A
Anonymous
Guest
I am realizing that the game of relationships with women is just as important as socializing as a whole. I am timid and antisocial. I want to be a social person and have girls after me and vice versa so I have to climb the socializing mountain and change. It's scary as heck. About 2 months ago I found chasegirls and started reading... actually this brings up my memory of how I found it. I had tried to contact my "only one" again, after nearly 5 years of bs. I had confidence when I met her but then my life changed and I became depressed. She didnt want me.
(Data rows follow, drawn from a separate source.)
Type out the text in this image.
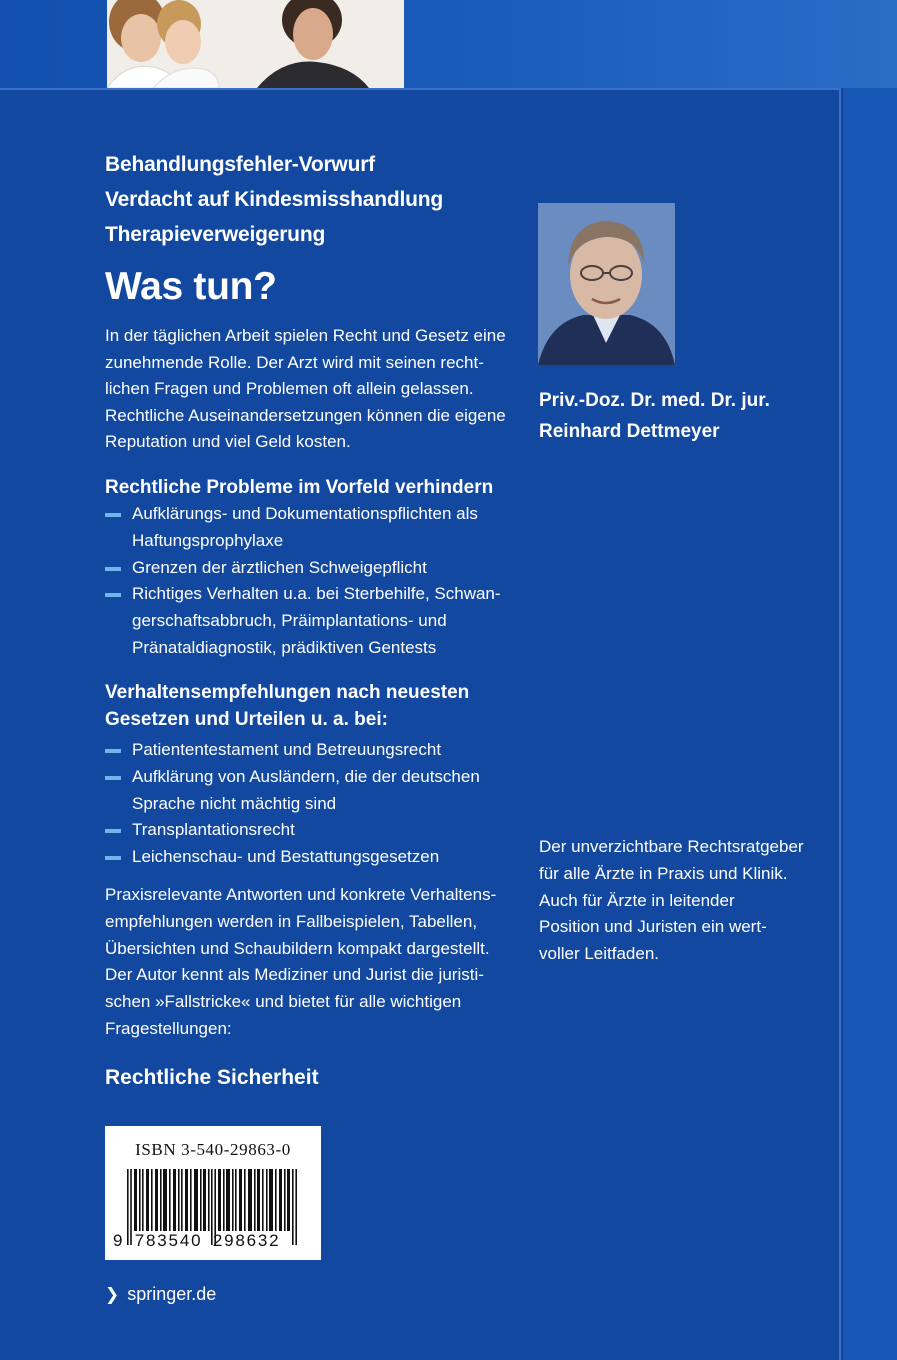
Behandlungsfehler-Vorwurf
Verdacht auf Kindesmisshandlung
Therapieverweigerung
Was tun?
In der täglichen Arbeit spielen Recht und Gesetz eine
zunehmende Rolle. Der Arzt wird mit seinen recht-
lichen Fragen und Problemen oft allein gelassen.
Rechtliche Auseinandersetzungen können die eigene
Reputation und viel Geld kosten.
Rechtliche Probleme im Vorfeld verhindern
Aufklärungs- und Dokumentationspflichten als
Haftungsprophylaxe
Grenzen der ärztlichen Schweigepflicht
Richtiges Verhalten u.a. bei Sterbehilfe, Schwan-
gerschaftsabbruch, Präimplantations- und
Pränataldiagnostik, prädiktiven Gentests
Verhaltensempfehlungen nach neuesten
Gesetzen und Urteilen u. a. bei:
Patiententestament und Betreuungsrecht
Aufklärung von Ausländern, die der deutschen
Sprache nicht mächtig sind
Transplantationsrecht
Leichenschau- und Bestattungsgesetzen
Praxisrelevante Antworten und konkrete Verhaltens-
empfehlungen werden in Fallbeispielen, Tabellen,
Übersichten und Schaubildern kompakt dargestellt.
Der Autor kennt als Mediziner und Jurist die juristi-
schen »Fallstricke« und bietet für alle wichtigen
Fragestellungen:
Rechtliche Sicherheit
ISBN 3-540-29863-0
9 783540 298632
❯ springer.de
Priv.-Doz. Dr. med. Dr. jur.
Reinhard Dettmeyer
Der unverzichtbare Rechtsratgeber
für alle Ärzte in Praxis und Klinik.
Auch für Ärzte in leitender
Position und Juristen ein wert-
voller Leitfaden.
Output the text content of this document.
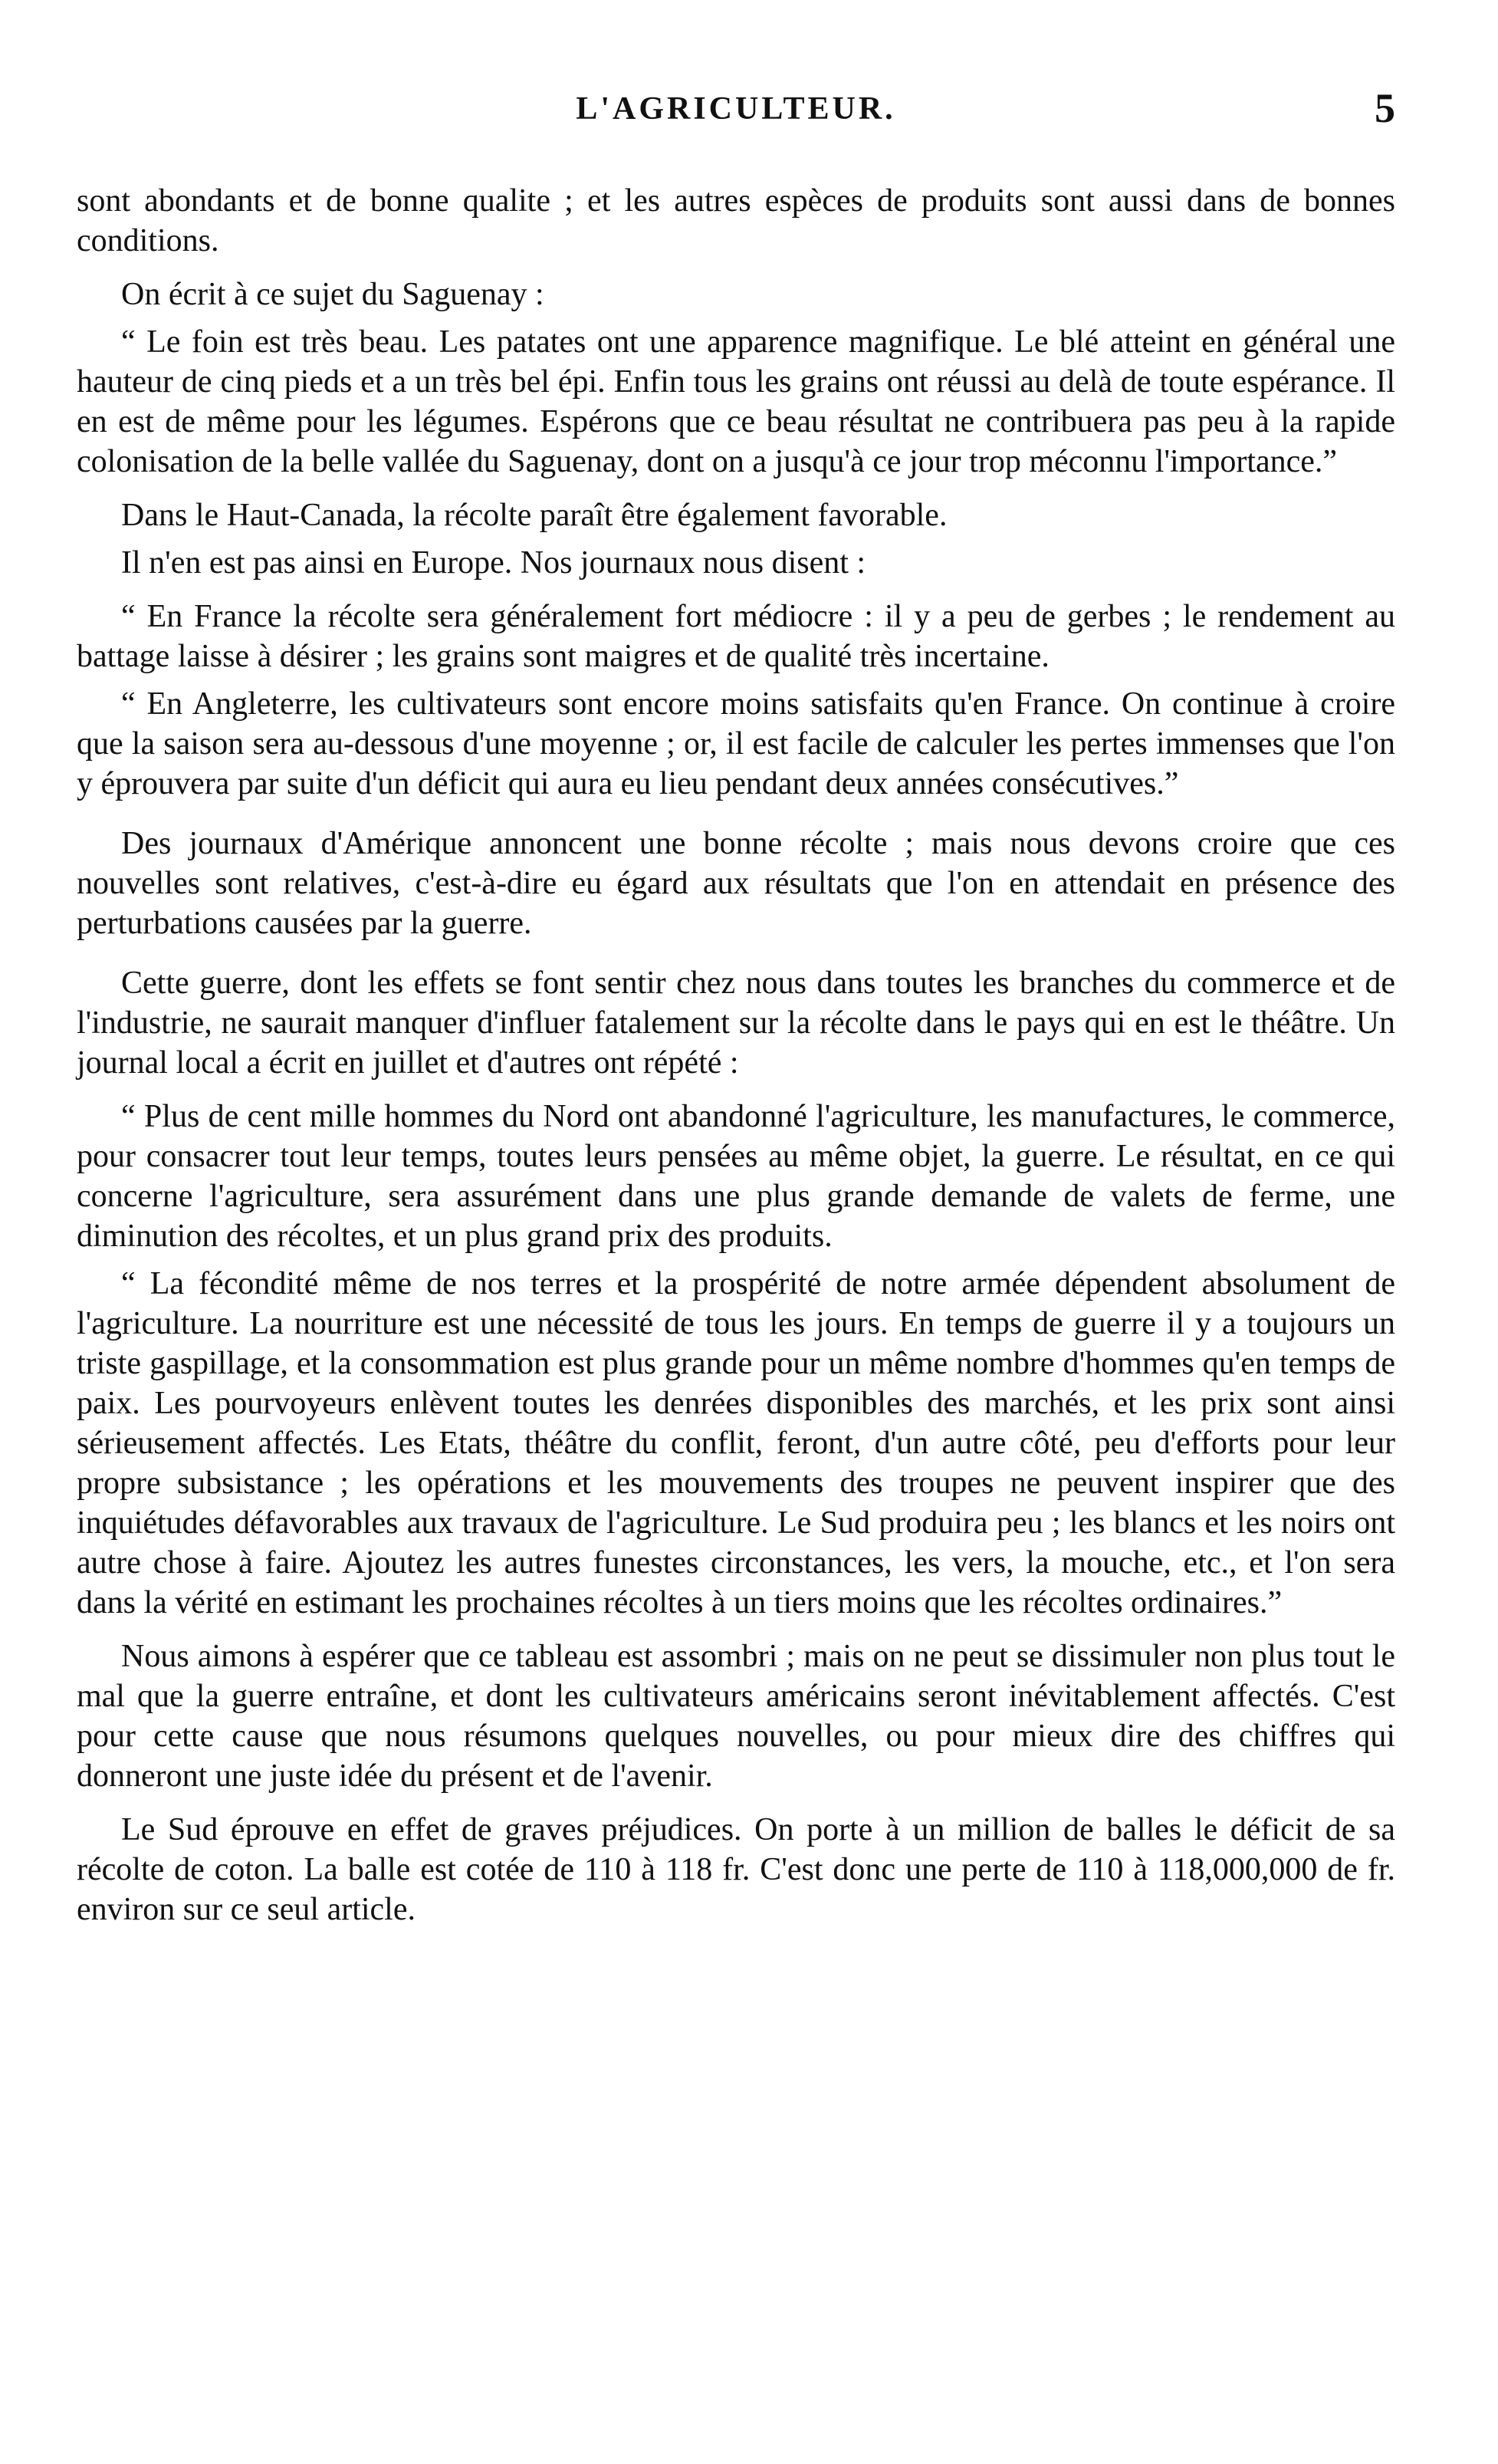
L'AGRICULTEUR.	5

sont abondants et de bonne qualite ; et les autres espèces de produits sont aussi dans de bonnes conditions.

On écrit à ce sujet du Saguenay :

“ Le foin est très beau. Les patates ont une apparence magnifique. Le blé atteint en général une hauteur de cinq pieds et a un très bel épi. Enfin tous les grains ont réussi au delà de toute espérance. Il en est de même pour les légumes. Espérons que ce beau résultat ne contribuera pas peu à la rapide colonisation de la belle vallée du Saguenay, dont on a jusqu'à ce jour trop méconnu l'importance.”

Dans le Haut-Canada, la récolte paraît être également favorable.

Il n'en est pas ainsi en Europe. Nos journaux nous disent :

“ En France la récolte sera généralement fort médiocre : il y a peu de gerbes ; le rendement au battage laisse à désirer ; les grains sont maigres et de qualité très incertaine.

“ En Angleterre, les cultivateurs sont encore moins satisfaits qu'en France. On continue à croire que la saison sera au-dessous d'une moyenne ; or, il est facile de calculer les pertes immenses que l'on y éprouvera par suite d'un déficit qui aura eu lieu pendant deux années consécutives.”

Des journaux d'Amérique annoncent une bonne récolte ; mais nous devons croire que ces nouvelles sont relatives, c'est-à-dire eu égard aux résultats que l'on en attendait en présence des perturbations causées par la guerre.

Cette guerre, dont les effets se font sentir chez nous dans toutes les branches du commerce et de l'industrie, ne saurait manquer d'influer fatalement sur la récolte dans le pays qui en est le théâtre. Un journal local a écrit en juillet et d'autres ont répété :

“ Plus de cent mille hommes du Nord ont abandonné l'agriculture, les manufactures, le commerce, pour consacrer tout leur temps, toutes leurs pensées au même objet, la guerre. Le résultat, en ce qui concerne l'agriculture, sera assurément dans une plus grande demande de valets de ferme, une diminution des récoltes, et un plus grand prix des produits.

“ La fécondité même de nos terres et la prospérité de notre armée dépendent absolument de l'agriculture. La nourriture est une nécessité de tous les jours. En temps de guerre il y a toujours un triste gaspillage, et la consommation est plus grande pour un même nombre d'hommes qu'en temps de paix. Les pourvoyeurs enlèvent toutes les denrées disponibles des marchés, et les prix sont ainsi sérieusement affectés. Les Etats, théâtre du conflit, feront, d'un autre côté, peu d'efforts pour leur propre subsistance ; les opérations et les mouvements des troupes ne peuvent inspirer que des inquiétudes défavorables aux travaux de l'agriculture. Le Sud produira peu ; les blancs et les noirs ont autre chose à faire. Ajoutez les autres funestes circonstances, les vers, la mouche, etc., et l'on sera dans la vérité en estimant les prochaines récoltes à un tiers moins que les récoltes ordinaires.”

Nous aimons à espérer que ce tableau est assombri ; mais on ne peut se dissimuler non plus tout le mal que la guerre entraîne, et dont les cultivateurs américains seront inévitablement affectés. C'est pour cette cause que nous résumons quelques nouvelles, ou pour mieux dire des chiffres qui donneront une juste idée du présent et de l'avenir.

Le Sud éprouve en effet de graves préjudices. On porte à un million de balles le déficit de sa récolte de coton. La balle est cotée de 110 à 118 fr. C'est donc une perte de 110 à 118,000,000 de fr. environ sur ce seul article.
Anyways I was googling "I cant forget about this girl" and ended up at the article on the site named "I cant stop thinking about her". I read it and the stuff about being called into the world series when you never played baseball and other things taught me that I didn't have the skills necessary for relationships at this point. But, to be honest, the only reason I started trying to contact my "one" again this year (after 5 years of bs rejection) was because I started working out and have confidence. This girl chased me for 9 months 5 years ago and Ive spent the last 4 years chasing her. I really kinda lost all my confidence and got out of shape and became a mopey complainer though, which makes sense why she wouldnt like me. Anyways I started to change that stuff and also reading the "cant stop thinking about her" article teaches me that hard work is involved for this change. This stuff is good for teaching me how to speak with people in life and also with girls. However this is hard work and I am lazy by nature. There are many answers here and ways to build skill. Thanks sincerely, you helped me jump the "cant stop thinking about her" hurdle for now, I just gotta keep working on myself.